A conclusioni convergenti perviene un recente studio condotto sulla gestione di emergenze locali in Germania (Berthod et al 2017): la ricerca mostra che una gestione efficace delle emergenze dipende dalla capacità degli attori coinvolti in un’emergenza di passare in tempi molto rapidi da modelli quasi gerarchici di organizzazione delle interdipendenze tra le agenzie o soggetti coinvolti, a modelli collaborativi di tipo reticolare, dove autorità, decisioni e informazioni sono condivise, a seconda del contesto e delle necessità sopraggiunte nel corso della crisi. Anche in questo caso, ciò che permette di passare continuamente da una modalità all’altra è il lavoro preparatorio e di addestramento che precede la gestione delle crisi, che permette ai membri non solo di acquisire fiducia reciproca, ma anche di fidarsi di modelli organizzativi meno gerarchici e di imparare a collaborare in setting complessi.

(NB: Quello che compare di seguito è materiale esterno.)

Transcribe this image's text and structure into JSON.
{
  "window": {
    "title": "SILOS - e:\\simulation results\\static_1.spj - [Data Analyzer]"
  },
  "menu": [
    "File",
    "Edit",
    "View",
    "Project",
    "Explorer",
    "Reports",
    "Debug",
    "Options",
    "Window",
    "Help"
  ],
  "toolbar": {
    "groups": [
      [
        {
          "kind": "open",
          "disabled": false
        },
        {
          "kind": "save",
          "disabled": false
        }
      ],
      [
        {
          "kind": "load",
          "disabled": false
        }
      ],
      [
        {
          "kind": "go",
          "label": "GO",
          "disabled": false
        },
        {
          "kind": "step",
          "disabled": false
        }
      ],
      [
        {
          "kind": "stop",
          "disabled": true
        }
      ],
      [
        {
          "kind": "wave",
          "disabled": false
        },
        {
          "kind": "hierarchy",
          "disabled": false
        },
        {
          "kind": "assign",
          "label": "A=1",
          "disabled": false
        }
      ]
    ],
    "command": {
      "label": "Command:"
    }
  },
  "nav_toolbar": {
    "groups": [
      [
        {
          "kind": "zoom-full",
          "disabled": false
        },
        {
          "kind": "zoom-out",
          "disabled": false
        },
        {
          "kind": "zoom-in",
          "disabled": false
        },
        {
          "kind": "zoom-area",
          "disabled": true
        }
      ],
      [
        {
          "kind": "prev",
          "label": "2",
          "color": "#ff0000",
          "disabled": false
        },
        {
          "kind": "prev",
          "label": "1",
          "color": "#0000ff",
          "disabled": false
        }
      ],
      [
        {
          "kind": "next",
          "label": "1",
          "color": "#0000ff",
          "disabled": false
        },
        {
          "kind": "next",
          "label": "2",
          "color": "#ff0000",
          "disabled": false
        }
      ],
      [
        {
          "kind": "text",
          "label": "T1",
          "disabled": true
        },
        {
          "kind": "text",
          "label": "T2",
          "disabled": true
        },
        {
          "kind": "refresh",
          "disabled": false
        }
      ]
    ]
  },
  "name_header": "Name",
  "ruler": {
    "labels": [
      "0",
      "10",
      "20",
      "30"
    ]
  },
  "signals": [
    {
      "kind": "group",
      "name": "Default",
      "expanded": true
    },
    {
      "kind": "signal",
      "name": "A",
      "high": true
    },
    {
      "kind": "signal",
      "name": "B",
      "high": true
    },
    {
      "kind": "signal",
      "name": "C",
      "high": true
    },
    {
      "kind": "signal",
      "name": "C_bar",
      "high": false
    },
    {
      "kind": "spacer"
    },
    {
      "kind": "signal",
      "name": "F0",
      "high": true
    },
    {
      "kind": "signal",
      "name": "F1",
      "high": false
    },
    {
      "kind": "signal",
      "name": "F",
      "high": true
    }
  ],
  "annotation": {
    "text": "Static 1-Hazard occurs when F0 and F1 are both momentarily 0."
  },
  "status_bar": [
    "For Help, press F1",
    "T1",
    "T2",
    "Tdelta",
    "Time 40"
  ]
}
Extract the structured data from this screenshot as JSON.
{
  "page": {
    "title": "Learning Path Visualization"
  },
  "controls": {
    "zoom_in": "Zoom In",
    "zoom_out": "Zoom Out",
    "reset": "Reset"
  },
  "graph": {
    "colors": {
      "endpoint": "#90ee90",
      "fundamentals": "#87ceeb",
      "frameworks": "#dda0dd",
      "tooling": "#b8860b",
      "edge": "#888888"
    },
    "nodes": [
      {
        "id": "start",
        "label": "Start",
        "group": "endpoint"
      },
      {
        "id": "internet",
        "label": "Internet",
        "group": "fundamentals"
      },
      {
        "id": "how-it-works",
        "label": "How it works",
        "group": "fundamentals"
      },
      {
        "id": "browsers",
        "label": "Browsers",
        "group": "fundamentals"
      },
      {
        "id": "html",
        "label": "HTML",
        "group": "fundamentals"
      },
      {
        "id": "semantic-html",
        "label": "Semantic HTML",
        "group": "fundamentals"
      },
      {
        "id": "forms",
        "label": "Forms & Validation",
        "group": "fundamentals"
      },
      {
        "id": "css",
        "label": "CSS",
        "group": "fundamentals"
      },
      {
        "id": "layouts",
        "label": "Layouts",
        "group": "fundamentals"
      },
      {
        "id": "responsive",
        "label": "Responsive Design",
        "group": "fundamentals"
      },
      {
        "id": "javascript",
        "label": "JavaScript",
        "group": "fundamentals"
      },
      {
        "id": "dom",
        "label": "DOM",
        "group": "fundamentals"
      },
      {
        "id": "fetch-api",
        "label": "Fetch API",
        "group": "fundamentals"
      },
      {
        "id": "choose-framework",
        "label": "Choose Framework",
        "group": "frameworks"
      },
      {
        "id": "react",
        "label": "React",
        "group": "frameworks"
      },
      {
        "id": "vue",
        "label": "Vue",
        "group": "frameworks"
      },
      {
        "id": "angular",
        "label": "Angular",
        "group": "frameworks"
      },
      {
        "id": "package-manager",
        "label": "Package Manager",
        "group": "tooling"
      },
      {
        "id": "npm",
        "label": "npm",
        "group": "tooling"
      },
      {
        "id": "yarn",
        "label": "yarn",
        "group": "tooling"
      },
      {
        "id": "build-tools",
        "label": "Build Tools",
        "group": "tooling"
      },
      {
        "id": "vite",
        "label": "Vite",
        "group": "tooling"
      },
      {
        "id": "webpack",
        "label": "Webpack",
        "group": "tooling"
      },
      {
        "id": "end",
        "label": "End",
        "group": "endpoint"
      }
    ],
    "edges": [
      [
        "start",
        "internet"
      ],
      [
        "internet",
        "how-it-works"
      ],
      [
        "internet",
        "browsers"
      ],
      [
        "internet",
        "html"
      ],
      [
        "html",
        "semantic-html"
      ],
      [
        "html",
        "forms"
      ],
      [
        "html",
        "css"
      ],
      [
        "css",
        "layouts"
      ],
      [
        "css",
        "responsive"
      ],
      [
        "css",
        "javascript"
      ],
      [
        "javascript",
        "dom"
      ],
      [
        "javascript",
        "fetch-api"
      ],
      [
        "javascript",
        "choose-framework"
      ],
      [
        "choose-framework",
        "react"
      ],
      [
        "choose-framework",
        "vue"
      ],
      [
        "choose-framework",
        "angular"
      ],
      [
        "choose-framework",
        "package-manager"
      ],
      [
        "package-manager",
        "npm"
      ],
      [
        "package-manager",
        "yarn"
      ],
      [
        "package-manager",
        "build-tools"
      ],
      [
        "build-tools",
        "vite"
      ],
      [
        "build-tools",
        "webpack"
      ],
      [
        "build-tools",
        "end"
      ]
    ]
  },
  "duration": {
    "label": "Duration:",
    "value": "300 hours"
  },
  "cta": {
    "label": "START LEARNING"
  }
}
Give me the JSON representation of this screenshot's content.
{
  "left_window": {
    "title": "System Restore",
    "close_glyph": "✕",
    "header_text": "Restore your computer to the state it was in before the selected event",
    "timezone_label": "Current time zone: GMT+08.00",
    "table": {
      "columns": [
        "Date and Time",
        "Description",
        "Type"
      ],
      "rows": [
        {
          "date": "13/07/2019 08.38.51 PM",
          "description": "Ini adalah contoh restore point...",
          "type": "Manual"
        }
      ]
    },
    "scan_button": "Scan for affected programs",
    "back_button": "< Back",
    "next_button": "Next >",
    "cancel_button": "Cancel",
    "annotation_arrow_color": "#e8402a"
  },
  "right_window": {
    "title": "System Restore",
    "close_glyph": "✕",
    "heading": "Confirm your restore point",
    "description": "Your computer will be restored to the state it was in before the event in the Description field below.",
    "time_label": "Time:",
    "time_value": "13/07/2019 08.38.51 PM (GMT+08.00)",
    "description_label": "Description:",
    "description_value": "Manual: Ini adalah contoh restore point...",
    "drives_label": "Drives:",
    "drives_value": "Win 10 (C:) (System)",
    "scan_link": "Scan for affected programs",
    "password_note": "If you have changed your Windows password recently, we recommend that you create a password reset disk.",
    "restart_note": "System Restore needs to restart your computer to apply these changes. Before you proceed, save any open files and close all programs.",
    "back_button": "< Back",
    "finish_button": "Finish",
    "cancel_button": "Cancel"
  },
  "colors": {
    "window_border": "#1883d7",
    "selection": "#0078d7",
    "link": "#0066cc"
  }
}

Il Leader nelle emergenze guida una rete, non solo un’organizzazione

In sintesi, la dimensione informale, la fiducia tra gli attori e le competenze collaborative sono essenziali per la gestione efficace delle emergenze. (…) Nei contesti emergenziali è in gioco una leadership di rete, ovvero l’efficacia del leader non si misura solo sulla base della sua capacità di guidare i membri della propria squadra, ma di riuscire a orientare i comportamenti dei partner di istituzioni collaboranti e degli operatori appartenenti ad agenzie differenti. In tali contesti, difficilmente sono disponibili incentivi o sanzioni, pertanto la partita della leadership si gioca tutta sulla comunicazione. (…) Tra i comportamenti che la ricerca ha identificato come coerenti con questo stile di leadership vi sono ad esempio: la capacità di attrarre ed attivare risorse materiali e umane tra gli stakeholder; la capacità di offrire agli attori della rete un’identità comune che favorisca la collaborazione, attorno ad una visione condivisa; la capacità di riconoscere e legittimare i bisogni e gli interessi dei singoli membri della rete e, all’occorrenza, di negoziare e gestire i conflitti; la consuetudine a condividere le informazioni a livello di rete, anche al fine di promuovere la condivisione della responsabilità e incoraggiando l’autonomia decisionale dei membri della rete. (…)

Tre consigli per i leader nelle emergenze

Cosa si può imparare dai risultati della ricerca per contribuire a gestire tale complessità? In sintesi tre cose. Primo: riconoscere, invece di negare, le interdipendenze tra soggetti istituzionali di livelli diverso, o con missioni differenti, o tra pubblico e privato e favorire il prima possibile la partecipazione più ampia possibile alla definizione dei problemi e, quindi, alla costruzione delle soluzioni. Secondo: allenare le istituzioni pubbliche a collaborare, a conoscere i propri partner, a sperimentare con loro modelli di coordinamento basati sulla collaborazione, invece che sulla subordinazione. Terzo: affidare le istituzioni pubbliche – soprattutto quelle più esposte alla gestione di emergenze – a leader capaci di favorire pratiche collaborative tra attori diversi e con interessi divergenti perché non perde il senso della meta, di guidare la costruzione di decisioni complesse attraverso la condivisione delle informazioni e la partecipazione al processo di tutti gli attori rilevanti, senza rinunciare ad assumersi la responsabilità finale della decisione.